Voilà… si je pouvais mettre “surprise” en double gras je le ferais, mais ça n’existe pas, le gras double, sauf à la lyonnaise : prenez des oignons doux taillés en rondelles, faites-les blondir et fondre lentement dans une excellente huile de goût neutre ; saupoudrer de farine et singer (*) avant d’y incorporer les tripes taillées en lamelles ; laisser mijoter, rectifier l’assaisonnement… mais je m’égare, là, revenons à notre Hamon. Il n’a évidemment pas voulu dire ça, la confusion des genres ce n’est pas sa tasse de thé, mais “surpris” serait déjà nettement plus indiqué. Et puis, tenez, cette célébrissime boutade liée à monsieur Littré le lettré, qui, outre son dictionnaire, était en train de prendre du bon temps avec la bonne de la maison – je cite le Wiki :

Un jour qu’il la lutinait [la bonne, donc, NDLR], Madame Littré poussa la porte et s’écria : « Ah, monsieur, je suis surprise ! » Et le regretté Littré, se rajustant, lui répondit : « Non, madame, vous êtes étonnée.
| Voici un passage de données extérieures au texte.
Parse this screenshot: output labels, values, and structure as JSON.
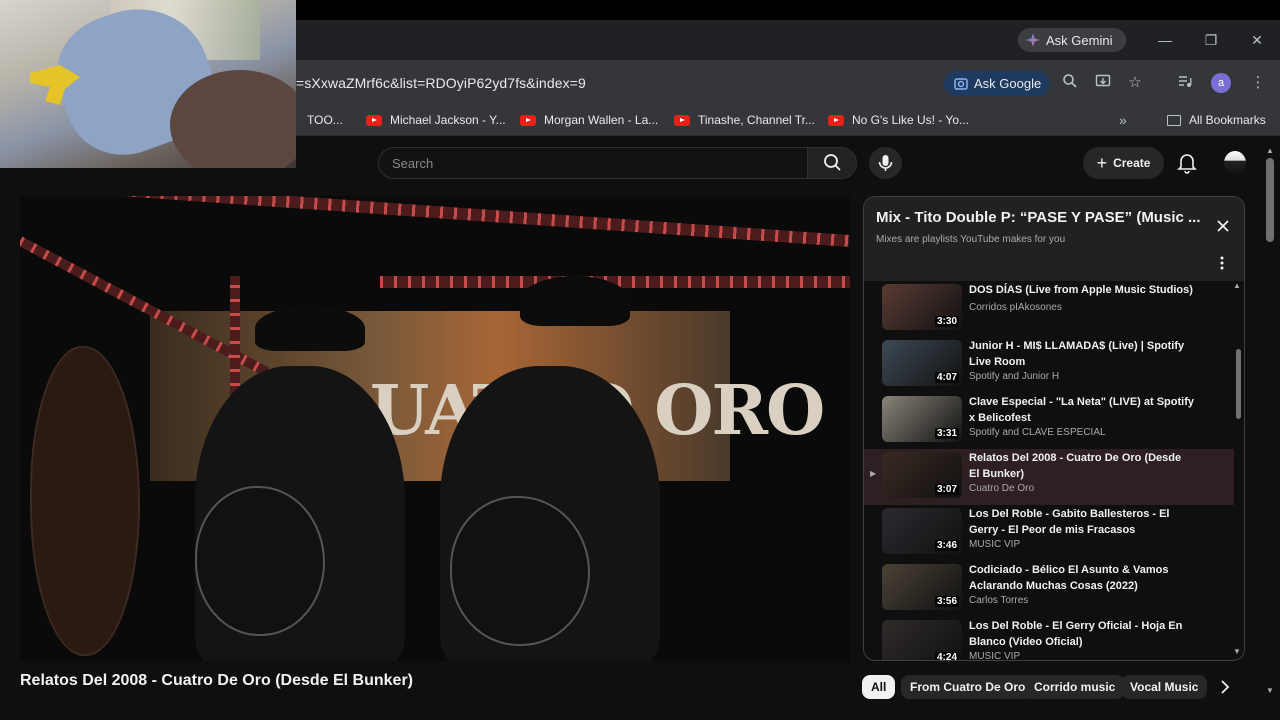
{
  "browser": {
    "gemini_label": "Ask Gemini",
    "url": "=sXxwaZMrf6c&list=RDOyiP62yd7fs&index=9",
    "ask_google_label": "Ask Google",
    "profile_initial": "a",
    "bookmarks": [
      {
        "label": "TOO..."
      },
      {
        "label": "Michael Jackson - Y..."
      },
      {
        "label": "Morgan Wallen - La..."
      },
      {
        "label": "Tinashe, Channel Tr..."
      },
      {
        "label": "No G's Like Us! - Yo..."
      }
    ],
    "all_bookmarks_label": "All Bookmarks"
  },
  "youtube": {
    "search_placeholder": "Search",
    "create_label": "Create",
    "video_title": "Relatos Del 2008 - Cuatro De Oro (Desde El Bunker)",
    "video_banner_text": "UATRO ORO"
  },
  "playlist": {
    "title": "Mix - Tito Double P: “PASE Y PASE” (Music ...",
    "subtitle": "Mixes are playlists YouTube makes for you",
    "items": [
      {
        "title": "DOS DÍAS (Live from Apple Music Studios)",
        "channel": "Corridos pIAkosones",
        "duration": "3:30",
        "active": false,
        "thumb_color": "#5a3b34"
      },
      {
        "title": "Junior H - MI$ LLAMADA$ (Live) | Spotify Live Room",
        "channel": "Spotify and Junior H",
        "duration": "4:07",
        "active": false,
        "thumb_color": "#3d4a55"
      },
      {
        "title": "Clave Especial - \"La Neta\" (LIVE) at Spotify x Belicofest",
        "channel": "Spotify and CLAVE ESPECIAL",
        "duration": "3:31",
        "active": false,
        "thumb_color": "#8a8479"
      },
      {
        "title": "Relatos Del 2008 - Cuatro De Oro (Desde El Bunker)",
        "channel": "Cuatro De Oro",
        "duration": "3:07",
        "active": true,
        "thumb_color": "#3a2a22"
      },
      {
        "title": "Los Del Roble - Gabito Ballesteros - El Gerry - El Peor de mis Fracasos",
        "channel": "MUSIC VIP",
        "duration": "3:46",
        "active": false,
        "thumb_color": "#2c2a30"
      },
      {
        "title": "Codiciado - Bélico El Asunto & Vamos Aclarando Muchas Cosas (2022)",
        "channel": "Carlos Torres",
        "duration": "3:56",
        "active": false,
        "thumb_color": "#4a4236"
      },
      {
        "title": "Los Del Roble - El Gerry Oficial - Hoja En Blanco (Video Oficial)",
        "channel": "MUSIC VIP",
        "duration": "4:24",
        "active": false,
        "thumb_color": "#2f2b2a"
      }
    ]
  },
  "chips": [
    "All",
    "From Cuatro De Oro",
    "Corrido music",
    "Vocal Music"
  ]
}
C’est nous qui sommes surpris.”

Voilà, Benoît. Rectifions donc, l’émotion passée : “Mais… mais je découvre… cette décision… elle m’a… honnêtement étonné…mais en même temps… gnagnagna…“. Allons donc ! tu parles, Charles, qu’elle t’a étonné !

Tibert

(*) Singer : vieux et savoureux terme de cuisine, qui se perd, hélas. On laisse légèrement roussir la farine dans le gras de la préparation, pour épaissir et “griller” quelque peu le fond de sauce (ensuite on procède au mouillement… un demi-verre de blanc sec, pas plus !). Fariner pour singer, oui, ça remplace vaguement, mais il y manque le tour de main. Et puis, j’oubliais ! une tombée de coriandre fraîche hachée, sur le gras-double à la lyonnaise.